We talked for hours. I could offer her no guarantee, no example of any patient who had used the protocol—nothing more than diagrams, theory, and data from transgenic mice. In reality, Barbara had been premature in sending her to the Institute. And to make matters worse, the protocol I had developed had just been turned down for its first proposed clinical trial. The review board felt that it was “too complicated,” and pointed out that such trials are meant to test only a single drug or intervention, not an entire program (ah, if only diseases were that simple!). So all I could do was to go over the various parts of the protocol and recommend that she take these to her physician back home, asking him if he would work with her. She did that, and so began what has become the ReCODE protocol.

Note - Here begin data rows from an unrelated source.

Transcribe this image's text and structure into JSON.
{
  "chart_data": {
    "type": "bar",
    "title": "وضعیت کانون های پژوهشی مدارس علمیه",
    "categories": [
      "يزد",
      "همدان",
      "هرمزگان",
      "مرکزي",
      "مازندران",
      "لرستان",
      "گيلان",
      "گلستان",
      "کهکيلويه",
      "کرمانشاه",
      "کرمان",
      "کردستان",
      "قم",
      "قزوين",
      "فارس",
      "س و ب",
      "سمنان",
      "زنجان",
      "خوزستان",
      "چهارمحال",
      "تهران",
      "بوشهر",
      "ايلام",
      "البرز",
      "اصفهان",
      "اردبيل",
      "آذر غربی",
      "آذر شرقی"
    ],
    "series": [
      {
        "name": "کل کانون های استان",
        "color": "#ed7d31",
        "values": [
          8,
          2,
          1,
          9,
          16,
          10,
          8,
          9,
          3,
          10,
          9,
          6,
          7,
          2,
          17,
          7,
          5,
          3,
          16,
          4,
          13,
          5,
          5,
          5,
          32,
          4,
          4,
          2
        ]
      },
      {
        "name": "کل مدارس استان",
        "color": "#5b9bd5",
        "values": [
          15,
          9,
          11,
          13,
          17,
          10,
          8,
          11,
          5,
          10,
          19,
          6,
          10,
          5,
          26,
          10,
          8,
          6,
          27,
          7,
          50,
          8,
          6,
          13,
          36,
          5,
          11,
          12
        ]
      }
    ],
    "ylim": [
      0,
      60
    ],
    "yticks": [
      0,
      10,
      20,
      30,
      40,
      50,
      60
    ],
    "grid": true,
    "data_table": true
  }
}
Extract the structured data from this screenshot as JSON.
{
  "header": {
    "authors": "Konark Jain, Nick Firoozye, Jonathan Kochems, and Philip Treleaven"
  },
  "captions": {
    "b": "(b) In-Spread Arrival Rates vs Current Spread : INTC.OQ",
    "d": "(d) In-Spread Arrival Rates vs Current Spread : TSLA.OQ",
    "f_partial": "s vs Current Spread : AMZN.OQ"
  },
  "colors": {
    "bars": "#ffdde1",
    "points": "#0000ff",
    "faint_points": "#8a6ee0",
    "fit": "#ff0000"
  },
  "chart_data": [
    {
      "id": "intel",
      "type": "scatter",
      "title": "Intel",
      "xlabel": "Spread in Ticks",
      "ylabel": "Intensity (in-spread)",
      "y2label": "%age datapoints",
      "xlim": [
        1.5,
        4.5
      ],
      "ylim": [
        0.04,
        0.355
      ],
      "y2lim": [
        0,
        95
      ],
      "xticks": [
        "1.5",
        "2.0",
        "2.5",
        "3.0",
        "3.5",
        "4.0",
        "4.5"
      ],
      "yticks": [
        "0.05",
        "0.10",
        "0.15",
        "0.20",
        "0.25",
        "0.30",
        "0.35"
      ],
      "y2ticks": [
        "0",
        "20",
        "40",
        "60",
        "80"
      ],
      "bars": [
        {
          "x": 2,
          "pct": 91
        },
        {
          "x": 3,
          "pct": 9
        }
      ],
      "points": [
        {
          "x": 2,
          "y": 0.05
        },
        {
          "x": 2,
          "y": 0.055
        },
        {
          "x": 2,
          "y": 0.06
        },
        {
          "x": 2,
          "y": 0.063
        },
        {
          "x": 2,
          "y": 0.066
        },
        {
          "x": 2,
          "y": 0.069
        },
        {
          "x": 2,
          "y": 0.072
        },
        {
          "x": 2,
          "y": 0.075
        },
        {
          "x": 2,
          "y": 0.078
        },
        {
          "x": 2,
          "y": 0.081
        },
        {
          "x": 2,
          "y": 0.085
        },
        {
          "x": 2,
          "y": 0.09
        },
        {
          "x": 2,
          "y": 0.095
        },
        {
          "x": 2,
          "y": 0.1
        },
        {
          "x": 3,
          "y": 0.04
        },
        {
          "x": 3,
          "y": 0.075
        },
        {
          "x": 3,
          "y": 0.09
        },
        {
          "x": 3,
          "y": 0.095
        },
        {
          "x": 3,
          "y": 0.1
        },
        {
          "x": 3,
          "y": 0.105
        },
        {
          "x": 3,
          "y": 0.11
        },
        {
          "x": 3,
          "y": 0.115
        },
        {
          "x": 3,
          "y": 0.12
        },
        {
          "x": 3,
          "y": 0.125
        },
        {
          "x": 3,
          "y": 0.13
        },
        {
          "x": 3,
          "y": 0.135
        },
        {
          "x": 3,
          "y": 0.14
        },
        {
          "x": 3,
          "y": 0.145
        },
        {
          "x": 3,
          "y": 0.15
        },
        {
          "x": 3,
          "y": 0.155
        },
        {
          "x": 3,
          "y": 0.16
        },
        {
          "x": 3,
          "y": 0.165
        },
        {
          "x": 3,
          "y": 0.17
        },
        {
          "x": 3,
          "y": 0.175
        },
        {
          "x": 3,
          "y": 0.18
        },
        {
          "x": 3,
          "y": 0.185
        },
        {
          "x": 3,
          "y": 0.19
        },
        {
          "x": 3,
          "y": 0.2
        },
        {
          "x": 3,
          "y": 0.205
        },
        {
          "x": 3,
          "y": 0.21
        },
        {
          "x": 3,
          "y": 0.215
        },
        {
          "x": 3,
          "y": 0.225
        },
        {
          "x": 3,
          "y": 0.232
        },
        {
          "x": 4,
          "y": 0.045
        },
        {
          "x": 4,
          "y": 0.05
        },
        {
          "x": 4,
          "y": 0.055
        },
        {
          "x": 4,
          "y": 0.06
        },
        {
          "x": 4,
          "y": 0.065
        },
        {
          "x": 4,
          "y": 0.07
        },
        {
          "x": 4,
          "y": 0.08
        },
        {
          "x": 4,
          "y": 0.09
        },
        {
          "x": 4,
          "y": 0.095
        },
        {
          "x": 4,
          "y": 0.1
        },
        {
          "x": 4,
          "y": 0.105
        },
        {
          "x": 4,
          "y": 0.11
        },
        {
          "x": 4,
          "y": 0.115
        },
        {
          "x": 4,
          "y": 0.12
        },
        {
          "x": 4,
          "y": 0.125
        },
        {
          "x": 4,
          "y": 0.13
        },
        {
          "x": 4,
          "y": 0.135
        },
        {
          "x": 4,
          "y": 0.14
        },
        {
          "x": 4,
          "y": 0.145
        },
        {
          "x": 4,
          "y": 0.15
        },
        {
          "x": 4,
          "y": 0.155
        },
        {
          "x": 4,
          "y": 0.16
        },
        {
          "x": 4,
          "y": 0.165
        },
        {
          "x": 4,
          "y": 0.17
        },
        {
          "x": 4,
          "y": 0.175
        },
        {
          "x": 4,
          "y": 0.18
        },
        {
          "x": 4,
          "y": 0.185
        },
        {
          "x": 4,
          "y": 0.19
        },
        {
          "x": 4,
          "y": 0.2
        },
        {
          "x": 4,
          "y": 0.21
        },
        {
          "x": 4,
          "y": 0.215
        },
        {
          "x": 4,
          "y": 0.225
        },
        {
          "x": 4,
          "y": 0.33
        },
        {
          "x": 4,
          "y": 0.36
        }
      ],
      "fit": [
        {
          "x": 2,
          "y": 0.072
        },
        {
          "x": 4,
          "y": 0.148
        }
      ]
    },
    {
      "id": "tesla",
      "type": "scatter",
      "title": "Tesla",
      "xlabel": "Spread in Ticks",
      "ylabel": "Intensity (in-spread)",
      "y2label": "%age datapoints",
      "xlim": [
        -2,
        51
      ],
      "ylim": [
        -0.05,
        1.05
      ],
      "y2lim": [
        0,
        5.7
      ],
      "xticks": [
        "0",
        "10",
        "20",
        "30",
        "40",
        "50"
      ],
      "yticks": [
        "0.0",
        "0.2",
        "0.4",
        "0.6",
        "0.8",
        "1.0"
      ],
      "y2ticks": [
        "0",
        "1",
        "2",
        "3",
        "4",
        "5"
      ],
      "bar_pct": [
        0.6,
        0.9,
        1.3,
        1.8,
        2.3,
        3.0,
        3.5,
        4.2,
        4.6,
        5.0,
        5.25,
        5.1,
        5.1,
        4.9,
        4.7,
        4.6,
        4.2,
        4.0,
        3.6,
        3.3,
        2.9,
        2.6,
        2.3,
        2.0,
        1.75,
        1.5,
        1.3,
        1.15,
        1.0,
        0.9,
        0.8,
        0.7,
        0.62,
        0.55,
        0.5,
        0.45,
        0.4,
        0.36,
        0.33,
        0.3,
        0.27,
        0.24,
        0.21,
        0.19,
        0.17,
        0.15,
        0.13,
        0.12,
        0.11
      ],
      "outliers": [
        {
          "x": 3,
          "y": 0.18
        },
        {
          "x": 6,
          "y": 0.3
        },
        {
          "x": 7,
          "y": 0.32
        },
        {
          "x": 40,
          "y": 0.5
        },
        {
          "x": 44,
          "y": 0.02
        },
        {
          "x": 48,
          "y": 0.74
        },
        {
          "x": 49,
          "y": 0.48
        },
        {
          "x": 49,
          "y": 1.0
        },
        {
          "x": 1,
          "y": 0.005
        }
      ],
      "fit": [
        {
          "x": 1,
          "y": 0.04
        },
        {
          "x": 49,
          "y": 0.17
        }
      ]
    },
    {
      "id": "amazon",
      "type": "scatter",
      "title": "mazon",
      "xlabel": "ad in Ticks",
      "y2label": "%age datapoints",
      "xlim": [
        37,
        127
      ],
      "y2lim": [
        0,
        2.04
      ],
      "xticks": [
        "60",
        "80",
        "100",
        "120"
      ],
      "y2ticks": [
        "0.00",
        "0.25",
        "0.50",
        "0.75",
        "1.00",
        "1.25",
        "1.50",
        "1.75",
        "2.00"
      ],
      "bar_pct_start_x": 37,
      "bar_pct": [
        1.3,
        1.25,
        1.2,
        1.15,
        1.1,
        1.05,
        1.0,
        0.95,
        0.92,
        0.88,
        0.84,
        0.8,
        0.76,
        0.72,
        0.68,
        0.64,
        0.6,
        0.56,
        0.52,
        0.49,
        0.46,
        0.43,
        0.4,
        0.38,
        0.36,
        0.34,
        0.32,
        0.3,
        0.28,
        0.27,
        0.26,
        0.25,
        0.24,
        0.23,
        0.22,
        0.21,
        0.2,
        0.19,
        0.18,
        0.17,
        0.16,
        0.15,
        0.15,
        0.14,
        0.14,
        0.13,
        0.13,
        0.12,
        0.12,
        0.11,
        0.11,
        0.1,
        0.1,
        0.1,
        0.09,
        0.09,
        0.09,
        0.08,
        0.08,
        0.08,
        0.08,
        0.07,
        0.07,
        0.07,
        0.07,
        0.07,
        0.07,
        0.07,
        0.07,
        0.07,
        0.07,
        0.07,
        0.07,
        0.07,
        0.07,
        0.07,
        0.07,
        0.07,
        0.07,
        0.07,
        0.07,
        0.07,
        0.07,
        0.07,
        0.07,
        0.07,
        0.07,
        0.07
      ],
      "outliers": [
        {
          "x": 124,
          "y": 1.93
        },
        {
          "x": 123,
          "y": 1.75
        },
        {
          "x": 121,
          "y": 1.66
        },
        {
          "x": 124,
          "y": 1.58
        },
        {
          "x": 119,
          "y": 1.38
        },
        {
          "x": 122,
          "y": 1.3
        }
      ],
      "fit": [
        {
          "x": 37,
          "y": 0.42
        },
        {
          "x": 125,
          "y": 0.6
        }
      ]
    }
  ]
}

Three months later, Kristin called me at home on a Saturday to say she could not believe the changes in her mental abilities. She was able to work full-time again, to drive without getting lost, and to remember phone numbers without difficulty. She was feeling better than she had in years. When I put the phone down, what rushed into my mind were the decades of research, the countless hours at the whiteboard with lab members and colleagues, the arguments with myself about each detail of the theory and treatment approach. All of this had not been in vain; it had pointed us in the right direction. Of course Kristin was only one person—as they say, an “n of one”— and we needed to see similar results in thousands and ultimately in millions. I thought back to the doctor who told his patient, “You are just an anecdote; you are not statistically significant.” To which his patient replied, “Well, my family says that I am significant. Besides, I’m healthy once again, so I don’t care about statistics.” Indeed. Every fundamental change needs to start somewhere—every successful approach must start with Patient Zero—and Kristin was Patient Zero.